Table 3: Frame Assembly Map
| Component | Encoding Type | Bit Count | Symbol Count |
|---|---|---|---|
| Sync Pattern | None (Unencoded) | - | 68 |
| Subframe 1 (SB1) | BCH(51,8) | 9 | 52 |
| Subframe 2 (SB2) | LDPC(1/2) | 1200 | 2400 |
| Subframe 3 (SB3) | LDPC(1/2) | 870 | 1740 |
| Subframe 4 (SB4) | LDPC(1/2) | 870 | 1740 |
| Total | 6000 |
Subframe Builder Logic & Constraints:
- SB1: Packs Frame ID (FID: 0-3) and Time of Interval (TOI: 0-99).
- SB2 (CED): Contains Week Number (WN: 0-8191), Interval Time of Week (ITOW: 0-503), and TOI. Includes Clock/Ephemeris Data and Health status.
- SB3 & SB4: Support variable payloads like Orbit Almanacs and Network Access Information.
- Sync Pattern: The 68-symbol sequence (0xCC63F74536F49E04A) enables frame boundary detection via cross-correlation.
Digital Baseband Signal Generation (I/Q)
Encoded symbols are mapped to complex I/Q samples using Binary Phase Shift Keying (BPSK): Logic 1 -> -1.0, Logic 0 -> +1.0.
Alignment & Output Requirements:
- Data-to-Code Alignment: Data symbols must align strictly with primary code boundaries.
- Tiered Alignment: Secondary codes align with primary; tertiary codes align with secondary.
- Coherency: The 12-second tertiary code epoch must coincide with the frame start (LSIS-220).
- Sampling: The DSP pipeline must support configurable sample rates, typically 10.23 MHz or 20.46 MHz, to accommodate various Software Defined Radio (SDR) front-ends.
- Format: Output shall be in binary int16 or float32 for compatibility with ESTRACK signal file I/O.
Performance Benchmarking and Compliance Validation
Flight-readiness is determined by the system’s ability to operate in real-time within the ground segment infrastructure (ESOC).
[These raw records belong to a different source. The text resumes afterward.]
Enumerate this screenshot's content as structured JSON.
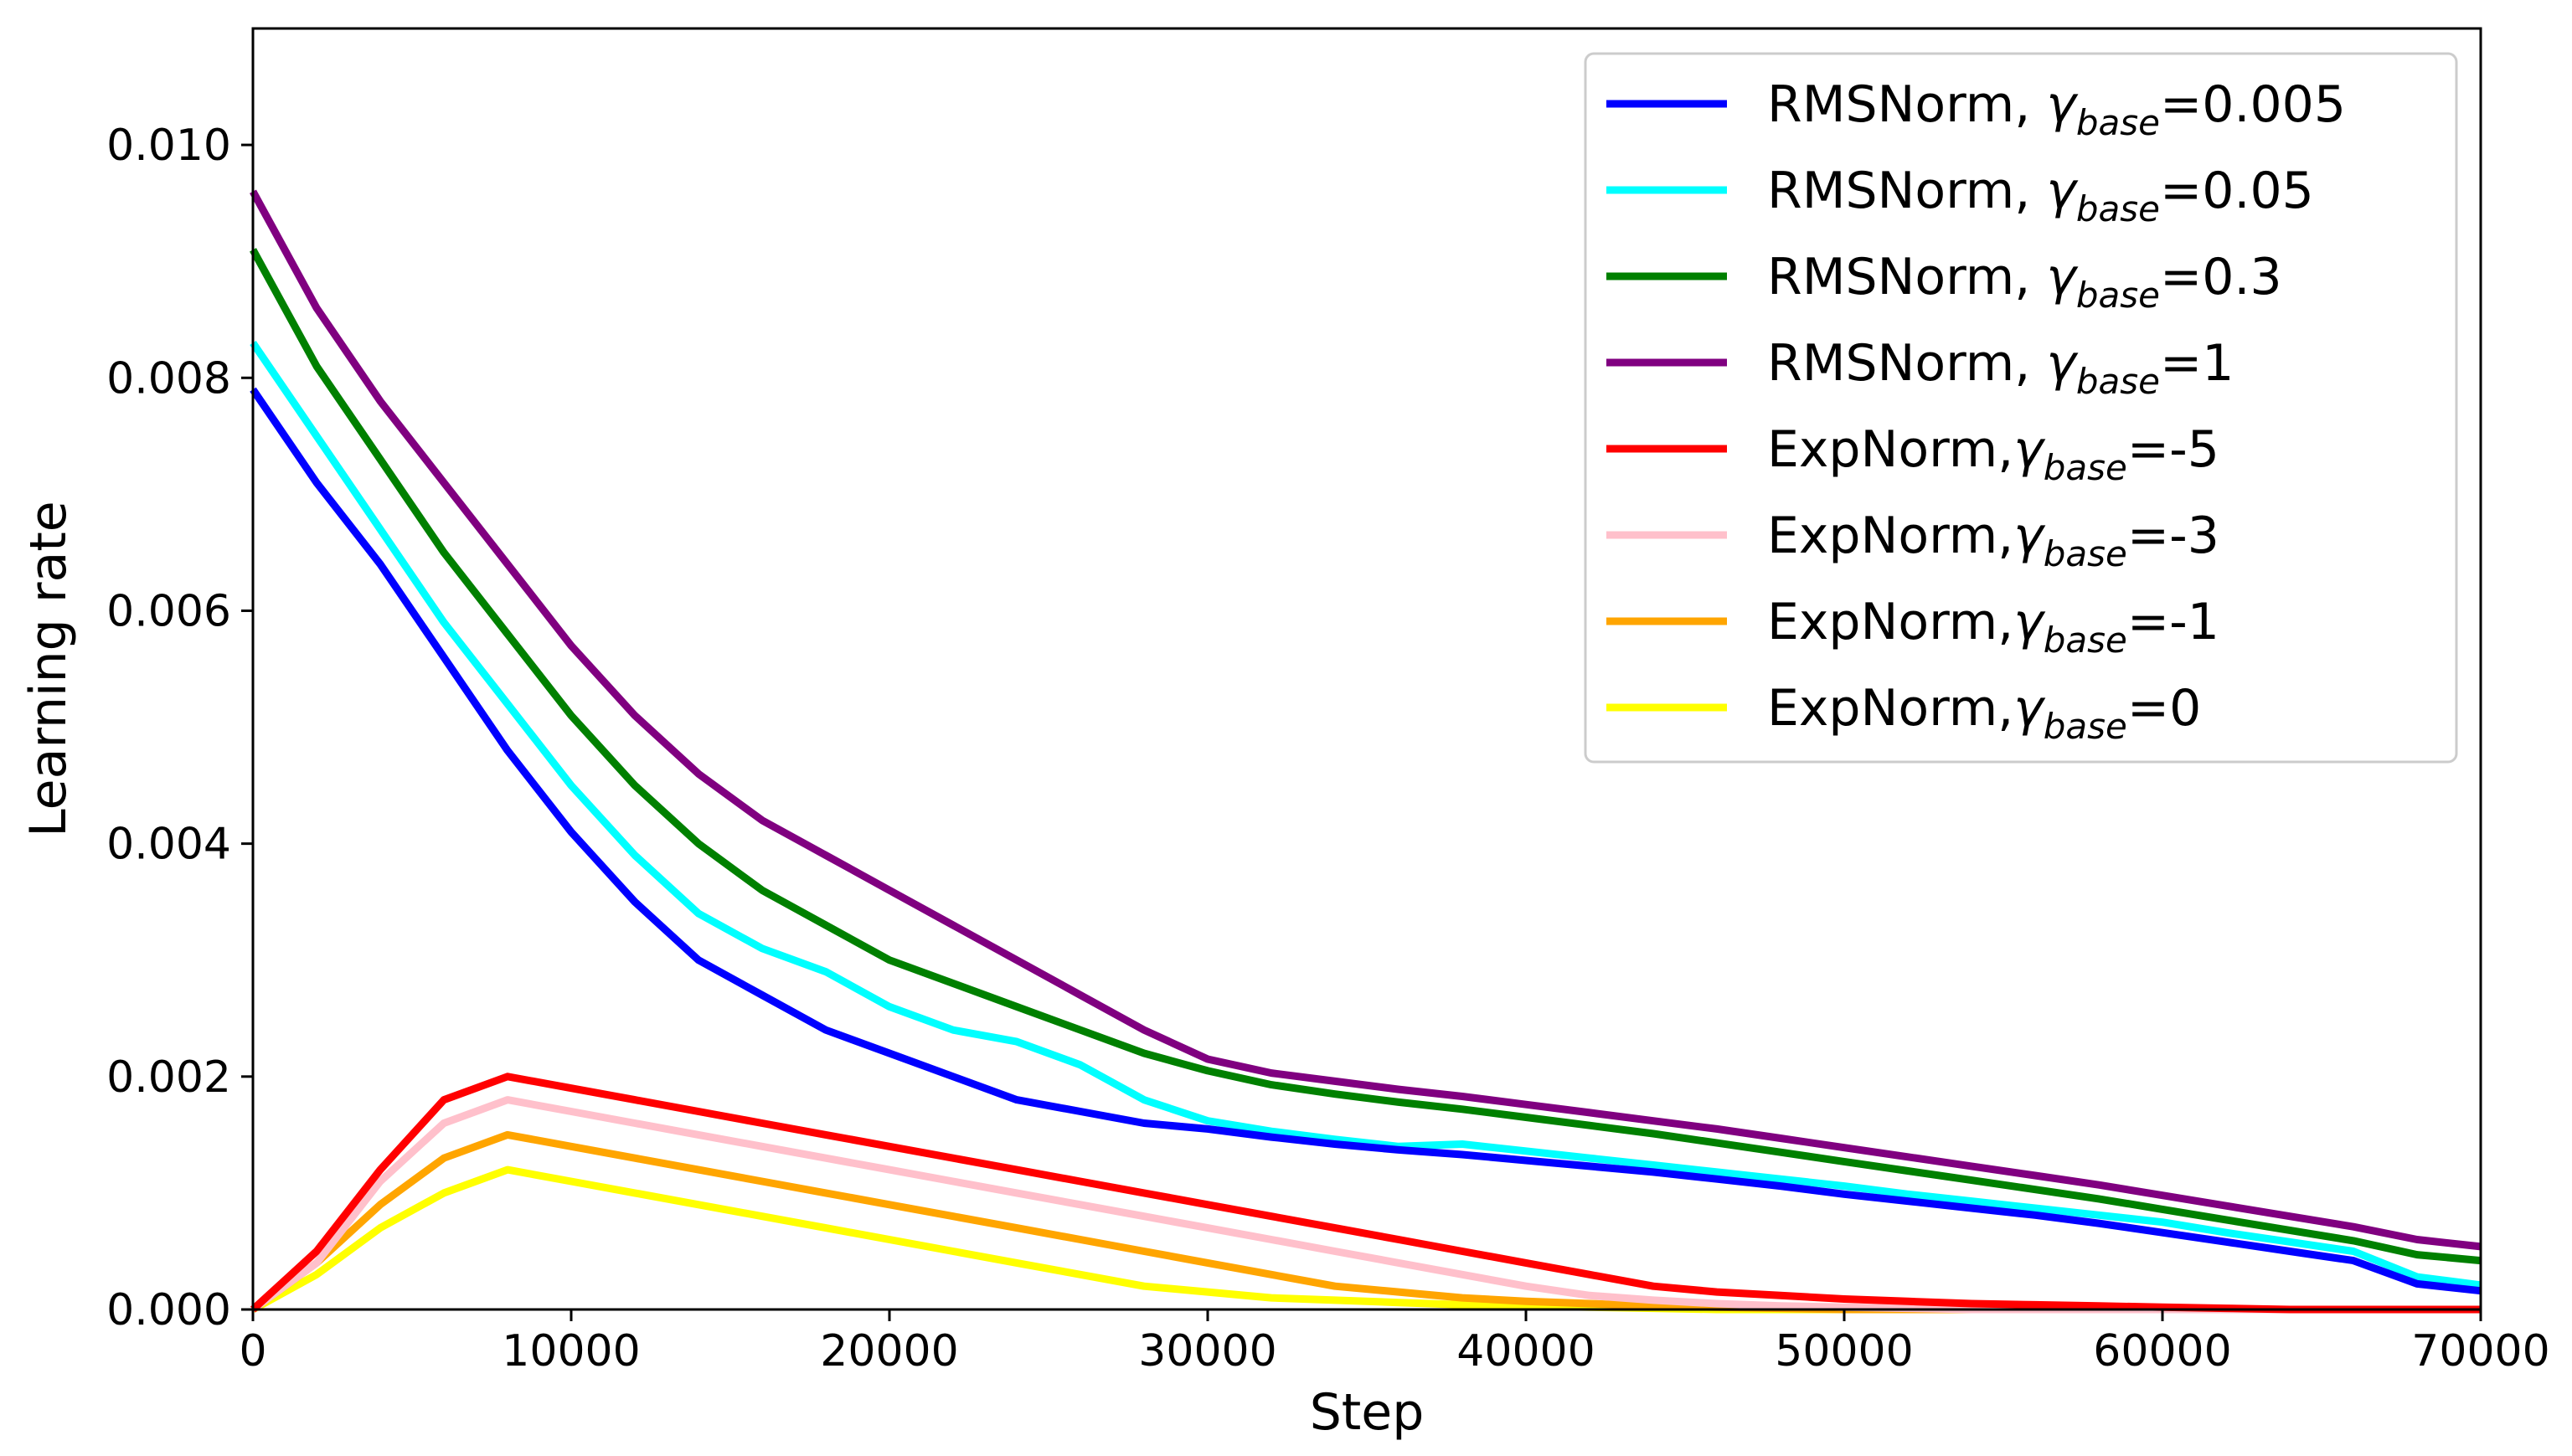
{
  "chart_data": {
    "type": "line",
    "xlabel": "Step",
    "ylabel": "Learning rate",
    "xlim": [
      0,
      70000
    ],
    "ylim": [
      0,
      0.011
    ],
    "xticks": [
      0,
      10000,
      20000,
      30000,
      40000,
      50000,
      60000,
      70000
    ],
    "xtick_labels": [
      "0",
      "10000",
      "20000",
      "30000",
      "40000",
      "50000",
      "60000",
      "70000"
    ],
    "yticks": [
      0,
      0.002,
      0.004,
      0.006,
      0.008,
      0.01
    ],
    "ytick_labels": [
      "0.000",
      "0.002",
      "0.004",
      "0.006",
      "0.008",
      "0.010"
    ],
    "grid": false,
    "legend_position": "top-right",
    "series": [
      {
        "name": "RMSNorm, γbase=0.005",
        "legend": {
          "prefix": "RMSNorm, ",
          "symbol": "γ",
          "sub": "base",
          "suffix": "=0.005"
        },
        "color": "#0000ff",
        "x": [
          0,
          2000,
          4000,
          6000,
          8000,
          10000,
          12000,
          14000,
          16000,
          18000,
          20000,
          22000,
          24000,
          26000,
          28000,
          30000,
          32000,
          34000,
          36000,
          38000,
          40000,
          42000,
          44000,
          46000,
          48000,
          50000,
          52000,
          54000,
          56000,
          58000,
          60000,
          62000,
          64000,
          66000,
          68000,
          70000
        ],
        "y": [
          0.0079,
          0.0071,
          0.0064,
          0.0056,
          0.0048,
          0.0041,
          0.0035,
          0.003,
          0.0027,
          0.0024,
          0.0022,
          0.002,
          0.0018,
          0.0017,
          0.0016,
          0.00155,
          0.00148,
          0.00142,
          0.00137,
          0.00133,
          0.00128,
          0.00123,
          0.00118,
          0.00112,
          0.00106,
          0.00099,
          0.00093,
          0.00087,
          0.00081,
          0.00074,
          0.00066,
          0.00058,
          0.0005,
          0.00042,
          0.00022,
          0.00016
        ]
      },
      {
        "name": "RMSNorm, γbase=0.05",
        "legend": {
          "prefix": "RMSNorm, ",
          "symbol": "γ",
          "sub": "base",
          "suffix": "=0.05"
        },
        "color": "#00ffff",
        "x": [
          0,
          2000,
          4000,
          6000,
          8000,
          10000,
          12000,
          14000,
          16000,
          18000,
          20000,
          22000,
          24000,
          26000,
          28000,
          30000,
          32000,
          34000,
          36000,
          38000,
          40000,
          42000,
          44000,
          46000,
          48000,
          50000,
          52000,
          54000,
          56000,
          58000,
          60000,
          62000,
          64000,
          66000,
          68000,
          70000
        ],
        "y": [
          0.0083,
          0.0075,
          0.0067,
          0.0059,
          0.0052,
          0.0045,
          0.0039,
          0.0034,
          0.0031,
          0.0029,
          0.0026,
          0.0024,
          0.0023,
          0.0021,
          0.0018,
          0.00162,
          0.00153,
          0.00146,
          0.0014,
          0.00142,
          0.00136,
          0.0013,
          0.00124,
          0.00118,
          0.00112,
          0.00106,
          0.00099,
          0.00093,
          0.00087,
          0.00081,
          0.00075,
          0.00066,
          0.00058,
          0.0005,
          0.00028,
          0.00021
        ]
      },
      {
        "name": "RMSNorm, γbase=0.3",
        "legend": {
          "prefix": "RMSNorm, ",
          "symbol": "γ",
          "sub": "base",
          "suffix": "=0.3"
        },
        "color": "#008000",
        "x": [
          0,
          2000,
          4000,
          6000,
          8000,
          10000,
          12000,
          14000,
          16000,
          18000,
          20000,
          22000,
          24000,
          26000,
          28000,
          30000,
          32000,
          34000,
          36000,
          38000,
          40000,
          42000,
          44000,
          46000,
          48000,
          50000,
          52000,
          54000,
          56000,
          58000,
          60000,
          62000,
          64000,
          66000,
          68000,
          70000
        ],
        "y": [
          0.0091,
          0.0081,
          0.0073,
          0.0065,
          0.0058,
          0.0051,
          0.0045,
          0.004,
          0.0036,
          0.0033,
          0.003,
          0.0028,
          0.0026,
          0.0024,
          0.0022,
          0.00205,
          0.00193,
          0.00185,
          0.00178,
          0.00172,
          0.00165,
          0.00158,
          0.00151,
          0.00143,
          0.00135,
          0.00127,
          0.00119,
          0.00111,
          0.00103,
          0.00095,
          0.00086,
          0.00077,
          0.00068,
          0.00059,
          0.00047,
          0.00042
        ]
      },
      {
        "name": "RMSNorm, γbase=1",
        "legend": {
          "prefix": "RMSNorm, ",
          "symbol": "γ",
          "sub": "base",
          "suffix": "=1"
        },
        "color": "#800080",
        "x": [
          0,
          2000,
          4000,
          6000,
          8000,
          10000,
          12000,
          14000,
          16000,
          18000,
          20000,
          22000,
          24000,
          26000,
          28000,
          30000,
          32000,
          34000,
          36000,
          38000,
          40000,
          42000,
          44000,
          46000,
          48000,
          50000,
          52000,
          54000,
          56000,
          58000,
          60000,
          62000,
          64000,
          66000,
          68000,
          70000
        ],
        "y": [
          0.0096,
          0.0086,
          0.0078,
          0.0071,
          0.0064,
          0.0057,
          0.0051,
          0.0046,
          0.0042,
          0.0039,
          0.0036,
          0.0033,
          0.003,
          0.0027,
          0.0024,
          0.00215,
          0.00203,
          0.00196,
          0.00189,
          0.00183,
          0.00176,
          0.00169,
          0.00162,
          0.00155,
          0.00147,
          0.00139,
          0.00131,
          0.00123,
          0.00115,
          0.00107,
          0.00098,
          0.00089,
          0.0008,
          0.00071,
          0.0006,
          0.00054
        ]
      },
      {
        "name": "ExpNorm,γbase=-5",
        "legend": {
          "prefix": "ExpNorm,",
          "symbol": "γ",
          "sub": "base",
          "suffix": "=-5"
        },
        "color": "#ff0000",
        "x": [
          0,
          2000,
          4000,
          6000,
          8000,
          10000,
          12000,
          14000,
          16000,
          18000,
          20000,
          22000,
          24000,
          26000,
          28000,
          30000,
          32000,
          34000,
          36000,
          38000,
          40000,
          42000,
          44000,
          46000,
          48000,
          50000,
          52000,
          54000,
          56000,
          58000,
          60000,
          62000,
          64000,
          66000,
          68000,
          70000
        ],
        "y": [
          0.0,
          0.0005,
          0.0012,
          0.0018,
          0.002,
          0.0019,
          0.0018,
          0.0017,
          0.0016,
          0.0015,
          0.0014,
          0.0013,
          0.0012,
          0.0011,
          0.001,
          0.0009,
          0.0008,
          0.0007,
          0.0006,
          0.0005,
          0.0004,
          0.0003,
          0.0002,
          0.00015,
          0.00012,
          9e-05,
          7e-05,
          5e-05,
          4e-05,
          3e-05,
          2e-05,
          1e-05,
          0.0,
          0.0,
          0.0,
          0.0
        ]
      },
      {
        "name": "ExpNorm,γbase=-3",
        "legend": {
          "prefix": "ExpNorm,",
          "symbol": "γ",
          "sub": "base",
          "suffix": "=-3"
        },
        "color": "#ffc0cb",
        "x": [
          0,
          2000,
          4000,
          6000,
          8000,
          10000,
          12000,
          14000,
          16000,
          18000,
          20000,
          22000,
          24000,
          26000,
          28000,
          30000,
          32000,
          34000,
          36000,
          38000,
          40000,
          42000,
          44000,
          46000,
          48000,
          50000,
          52000,
          54000,
          56000,
          58000,
          60000,
          62000,
          64000,
          66000,
          68000,
          70000
        ],
        "y": [
          0.0,
          0.0004,
          0.0011,
          0.0016,
          0.0018,
          0.0017,
          0.0016,
          0.0015,
          0.0014,
          0.0013,
          0.0012,
          0.0011,
          0.001,
          0.0009,
          0.0008,
          0.0007,
          0.0006,
          0.0005,
          0.0004,
          0.0003,
          0.0002,
          0.00012,
          8e-05,
          5e-05,
          3e-05,
          2e-05,
          1e-05,
          0.0,
          0.0,
          0.0,
          0.0,
          0.0,
          0.0,
          0.0,
          0.0,
          0.0
        ]
      },
      {
        "name": "ExpNorm,γbase=-1",
        "legend": {
          "prefix": "ExpNorm,",
          "symbol": "γ",
          "sub": "base",
          "suffix": "=-1"
        },
        "color": "#ffa500",
        "x": [
          0,
          2000,
          4000,
          6000,
          8000,
          10000,
          12000,
          14000,
          16000,
          18000,
          20000,
          22000,
          24000,
          26000,
          28000,
          30000,
          32000,
          34000,
          36000,
          38000,
          40000,
          42000,
          44000,
          46000,
          48000,
          50000,
          52000,
          54000,
          56000,
          58000,
          60000,
          62000,
          64000,
          66000,
          68000,
          70000
        ],
        "y": [
          0.0,
          0.0004,
          0.0009,
          0.0013,
          0.0015,
          0.0014,
          0.0013,
          0.0012,
          0.0011,
          0.001,
          0.0009,
          0.0008,
          0.0007,
          0.0006,
          0.0005,
          0.0004,
          0.0003,
          0.0002,
          0.00015,
          0.0001,
          7e-05,
          5e-05,
          3e-05,
          2e-05,
          1e-05,
          0.0,
          0.0,
          0.0,
          0.0,
          0.0,
          0.0,
          0.0,
          0.0,
          0.0,
          0.0,
          0.0
        ]
      },
      {
        "name": "ExpNorm,γbase=0",
        "legend": {
          "prefix": "ExpNorm,",
          "symbol": "γ",
          "sub": "base",
          "suffix": "=0"
        },
        "color": "#ffff00",
        "x": [
          0,
          2000,
          4000,
          6000,
          8000,
          10000,
          12000,
          14000,
          16000,
          18000,
          20000,
          22000,
          24000,
          26000,
          28000,
          30000,
          32000,
          34000,
          36000,
          38000,
          40000,
          42000,
          44000,
          46000,
          48000,
          50000,
          52000,
          54000,
          56000,
          58000,
          60000,
          62000,
          64000,
          66000,
          68000,
          70000
        ],
        "y": [
          0.0,
          0.0003,
          0.0007,
          0.001,
          0.0012,
          0.0011,
          0.001,
          0.0009,
          0.0008,
          0.0007,
          0.0006,
          0.0005,
          0.0004,
          0.0003,
          0.0002,
          0.00015,
          0.0001,
          8e-05,
          6e-05,
          4e-05,
          3e-05,
          2e-05,
          1e-05,
          0.0,
          0.0,
          0.0,
          0.0,
          0.0,
          0.0,
          0.0,
          0.0,
          0.0,
          0.0,
          0.0,
          0.0,
          0.0
        ]
      }
    ]
  }
}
Table 4: Performance Targets & Success Criteria
| Metric | Target / Limit |
|---|---|
| Code Generation | < 1 second per PRN |
| Frame Encoding | < 100 milliseconds |
| Frame Decoding | < 1 second (Real-time capability) |
| Bit Error Rate (BER) | < 10^{-5} at SNR > 0 dB |
| SISE Position Error | < 40 meters (95th percentile) |
| SISE Velocity Error | < 1 cm/s (95th percentile) |
Validation Protocol: The implementation is validated against reference test vectors for all 210 PRNs. Success is defined as 100% data recovery in round-trip (encode-to-decode) testing across all 12 interim test codes. This specification ensures that the LSIS-AFS pipeline provides a reliable, interoperable PNT link for the next generation of European and international lunar missions.